The U.S. House of Representatives passed H.R. 10, the Regulations from the Executive in Need of Scrutiny (REINS) Act, by a vote of 241-184 on Dec. 7, prompting its chief sponsor, Rep. Geoff Davis, R-Ky., to thank its supporters, including 204 House co-sponsors. Nineteen of the co-sponsors are Republican members of the House Education & the Workforce Committee, the oversight committee for OSHA; there are no Democratic members of the committee among the co-sponsors.
The bill would stop any major rule proposed by a federal department, such as OSHA, MSHA, or EPA –- "major rule" is defined as one having an annual effect on the economy of $100 million or more, a major increase in costs or prices, or significant adverse effects on competition, employment, investment, productivity, innovation, or U.S. competitiveness –- from taking effect unless Congress approves a joint resolution of approval. An emergency rule could take effect for 90 days without a resolution if the president determines it is necessary because of an imminent threat to health or safety.

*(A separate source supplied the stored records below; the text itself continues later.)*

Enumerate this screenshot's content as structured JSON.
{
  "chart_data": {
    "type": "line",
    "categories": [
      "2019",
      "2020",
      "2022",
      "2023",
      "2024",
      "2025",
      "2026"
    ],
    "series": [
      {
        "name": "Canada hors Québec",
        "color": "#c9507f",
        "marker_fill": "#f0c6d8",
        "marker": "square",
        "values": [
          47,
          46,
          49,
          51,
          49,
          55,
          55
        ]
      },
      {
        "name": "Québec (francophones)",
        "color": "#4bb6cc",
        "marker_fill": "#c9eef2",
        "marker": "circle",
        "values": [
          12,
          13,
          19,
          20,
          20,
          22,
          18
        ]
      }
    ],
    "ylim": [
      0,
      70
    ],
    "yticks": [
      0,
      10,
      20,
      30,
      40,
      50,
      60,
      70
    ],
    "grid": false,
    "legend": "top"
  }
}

Davis, who represents a district in northern Kentucky, posted a statement on his official website saying, "The point of the REINS Act is accountability. Each member of Congress must take a stand and be accountable for regulations that will have the greatest impact on our economy. Regulatory compliance costs small businesses an estimated $10,500 per employee annually. At a time of high unemployment, we must do something about this massive burden. No longer would Congress be able to avoid accountability by writing vague laws requiring the benefits up front and leaving the unpopular or costly elements up to the bureaucrats who will write those elements of the law at some later date.
"I want to thank all of the supporters of the REINS Act, especially Speaker Boehner, Chairman Smith, Senator Paul, and the over 200 co-sponsors for their tireless efforts to advance this commonsense legislation."
He said U.S. Sen. Rand Paul of Kentucky has introduced a companion bill in the Senate, S. 299, which has 31 co-sponsors. More than 30 organizations have endorsed the REINS Act, according to the list posted on Davis' website.